Process Flowchart for Planar vs Geodesic Performance Demonstration

Discussion & Resources

As demonstrated by the experiment's output, by applying a Mercator projection, we can use simple Euclidean math instead of rather complex trigonometry, which significantly reduces CPU overhead as the data scales.

One limitation of this implementation is the accuracy tradeoff that comes with the faster performance. Projections simplify the distance calculation but they introduce geometric distortions in area, shape, distance, and/or direction, depending on which projection is used. However, because Earth's curvature can be seen as negligible over short distances, it can be mathematically treated as a flat plane when comparing two proximal locations. Therefore, the accuracy tradeoff can be considered insignificant for localized use cases such as calculation within a single city\s limits.
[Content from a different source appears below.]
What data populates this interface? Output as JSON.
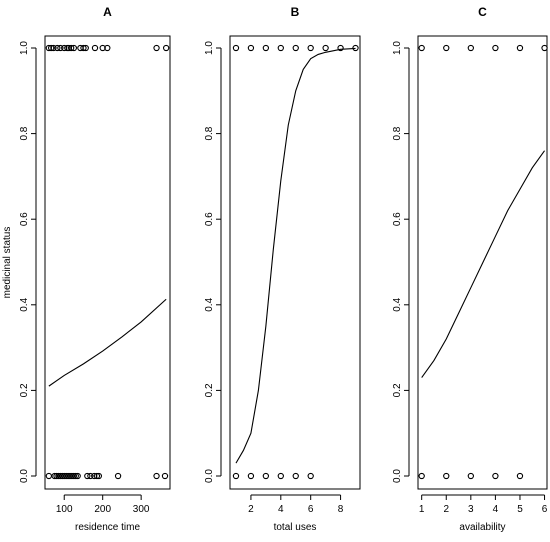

A compiler behavior I learned is Dead Code Elimination (DCE) such as for unused variables. I tracked the total distances for both the Haversine and Euclidean approaches, assigning them to dedicated variables for potential CLI output. However, since these totals are not currently used, a modern optimizer may identify the whole calculation loop as 'dead code' and skip it entirely. To prevent this, I used volatile sink variables to consume the unused ones. By qualifying these variables as volatile, we can force the compiler to treat the assignments as side effects that cannot be optimized away, to ensure the CPU performs every operation for the sake of an authentic benchmarking process.